Gone: The Unknown

How do you deal with death when you run from your emotions?

grief_1350Death.
Deleted.
Cease to exist.
Become nothing.
Exterminated.
Go nowhere.
Black.
Empty.
Hollow.
Gone.

Death was so much easier when I believed in god. I just needed to accept Jesus into my heart as my lord and savior…. Be a good person… help others and eventually, when I die, I’ll go to heaven. Easy as that, life goes on after death.

Damn appealing, right? When things sounds too good to be true, they usually are.

Don’t get me wrong, I want to believe in god. Desperately. Truly.
I want to believe in heaven, whole-heartedly.
I hate (and struggle with) the idea of only existing in memories.

Because memories fade.
Information is distorted.
Lost in translation.
Gone.

Why don’t I believe? I have no proof.

I cannot just believe in something because I want to ease my stress and suffering in life.
I cannot just believe in something because it would alleviate my fears of the unknown.

The unknown.

That’s the thing about death.
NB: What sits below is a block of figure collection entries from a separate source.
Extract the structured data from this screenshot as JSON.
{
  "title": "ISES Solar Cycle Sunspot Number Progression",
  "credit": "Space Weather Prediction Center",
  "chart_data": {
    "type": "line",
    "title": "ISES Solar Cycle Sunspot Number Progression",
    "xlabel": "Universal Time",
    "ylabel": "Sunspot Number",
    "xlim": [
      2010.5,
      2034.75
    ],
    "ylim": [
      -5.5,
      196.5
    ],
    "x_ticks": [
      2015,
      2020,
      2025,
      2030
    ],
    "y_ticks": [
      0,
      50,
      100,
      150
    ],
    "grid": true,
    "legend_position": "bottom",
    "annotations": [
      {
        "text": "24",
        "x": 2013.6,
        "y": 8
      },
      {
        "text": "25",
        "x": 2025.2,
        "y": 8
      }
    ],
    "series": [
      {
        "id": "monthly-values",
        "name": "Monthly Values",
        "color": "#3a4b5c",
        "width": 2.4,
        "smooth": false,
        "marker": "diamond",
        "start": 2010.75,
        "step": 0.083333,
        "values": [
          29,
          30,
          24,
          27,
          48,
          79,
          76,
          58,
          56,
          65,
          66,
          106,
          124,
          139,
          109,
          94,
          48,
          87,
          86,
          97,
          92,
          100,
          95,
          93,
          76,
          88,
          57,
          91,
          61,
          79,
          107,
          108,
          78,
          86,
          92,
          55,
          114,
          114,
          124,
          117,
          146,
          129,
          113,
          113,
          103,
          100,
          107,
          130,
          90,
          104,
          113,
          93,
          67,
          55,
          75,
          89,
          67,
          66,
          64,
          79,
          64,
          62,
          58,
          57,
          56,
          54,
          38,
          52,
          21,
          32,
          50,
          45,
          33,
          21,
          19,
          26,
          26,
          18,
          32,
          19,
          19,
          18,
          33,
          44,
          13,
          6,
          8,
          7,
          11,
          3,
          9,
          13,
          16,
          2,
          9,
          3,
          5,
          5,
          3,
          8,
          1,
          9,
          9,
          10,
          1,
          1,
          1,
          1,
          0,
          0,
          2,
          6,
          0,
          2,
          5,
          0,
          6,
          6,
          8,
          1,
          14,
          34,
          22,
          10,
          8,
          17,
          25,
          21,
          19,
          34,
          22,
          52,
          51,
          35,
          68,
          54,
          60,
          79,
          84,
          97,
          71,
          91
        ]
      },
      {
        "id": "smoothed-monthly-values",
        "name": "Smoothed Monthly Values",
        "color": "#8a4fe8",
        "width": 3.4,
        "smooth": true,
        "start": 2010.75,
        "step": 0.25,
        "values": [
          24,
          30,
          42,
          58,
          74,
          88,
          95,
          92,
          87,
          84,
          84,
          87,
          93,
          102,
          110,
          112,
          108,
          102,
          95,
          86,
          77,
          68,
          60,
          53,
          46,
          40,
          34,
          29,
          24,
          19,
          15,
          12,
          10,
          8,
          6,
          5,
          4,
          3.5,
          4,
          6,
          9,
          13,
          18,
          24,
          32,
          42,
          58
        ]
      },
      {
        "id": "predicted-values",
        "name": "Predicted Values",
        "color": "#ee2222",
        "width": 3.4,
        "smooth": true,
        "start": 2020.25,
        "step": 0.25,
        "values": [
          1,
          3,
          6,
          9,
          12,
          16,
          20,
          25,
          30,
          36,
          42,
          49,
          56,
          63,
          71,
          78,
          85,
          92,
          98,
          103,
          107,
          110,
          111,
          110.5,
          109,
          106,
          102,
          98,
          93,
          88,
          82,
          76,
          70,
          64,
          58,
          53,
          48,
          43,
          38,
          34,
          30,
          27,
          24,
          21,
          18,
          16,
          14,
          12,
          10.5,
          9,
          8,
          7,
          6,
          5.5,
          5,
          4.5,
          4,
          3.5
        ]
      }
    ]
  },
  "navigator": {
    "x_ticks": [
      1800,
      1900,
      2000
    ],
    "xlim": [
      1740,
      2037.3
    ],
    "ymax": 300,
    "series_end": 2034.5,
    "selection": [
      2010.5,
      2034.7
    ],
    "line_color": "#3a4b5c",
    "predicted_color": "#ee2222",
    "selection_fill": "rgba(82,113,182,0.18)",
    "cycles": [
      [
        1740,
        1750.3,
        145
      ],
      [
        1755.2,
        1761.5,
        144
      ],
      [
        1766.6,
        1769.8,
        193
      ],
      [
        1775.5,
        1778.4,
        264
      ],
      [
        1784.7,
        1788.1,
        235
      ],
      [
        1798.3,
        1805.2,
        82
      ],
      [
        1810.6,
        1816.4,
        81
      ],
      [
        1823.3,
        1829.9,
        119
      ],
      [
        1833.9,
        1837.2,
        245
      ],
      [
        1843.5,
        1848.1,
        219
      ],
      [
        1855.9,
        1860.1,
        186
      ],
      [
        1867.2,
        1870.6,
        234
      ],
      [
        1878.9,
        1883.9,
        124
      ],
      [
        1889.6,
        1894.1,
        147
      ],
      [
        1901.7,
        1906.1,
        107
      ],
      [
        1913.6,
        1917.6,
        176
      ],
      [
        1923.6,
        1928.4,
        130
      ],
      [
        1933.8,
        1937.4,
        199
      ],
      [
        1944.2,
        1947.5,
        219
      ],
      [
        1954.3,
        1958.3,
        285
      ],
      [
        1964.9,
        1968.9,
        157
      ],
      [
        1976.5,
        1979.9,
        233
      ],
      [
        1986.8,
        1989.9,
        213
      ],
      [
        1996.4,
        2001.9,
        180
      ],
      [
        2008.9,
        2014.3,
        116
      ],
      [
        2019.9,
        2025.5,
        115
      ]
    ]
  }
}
By the time you know anything, it is already too late.

I’ve been lucky most of my life when it comes to dealing with death:

I lost my Nana when I was seven. At that age, I didn’t understand the concept of death. I lost my Grandpop when I was almost 13. He lived across the country. What bothered me more than anything was my father’s refusal of me going back to see him and say goodbye before he passed (we knew he was sick). I lost two friends/acquaintances a few years back, but we were never close and it never really sunk in that they were gone, just that we didn’t talk anymore. A few years back, apparently my Aunt Karen died to something alcohol related. I hadn’t seen her in almost 30 years and never talked to her in all of those years so there was zero emotion attached to her death. Don’t get me wrong, the deaths meant something to me, I just felt nothing.

I have spent years mastering the art of shoving my feelings back down my throat instead of facing reality and actually dealing with my emotions.

How do you reverse 20+ years of habits? Great question. Nope, I don’t know the answer yet.

My fear is that if I let even one emotion in, it’s going to first overwhelm me, and then consume me. I don’t want to live with this kind of fear, but damn, that is scary.

I’ve been told that everyone processes grief differently. I don’ t know what my process is yet, so for now, I’m just going to write. My words may be aimless for a time. I don’t know how this works, so I’m just going to dive right in.

* deep breath *

Yeah… I don’t know if I can do this.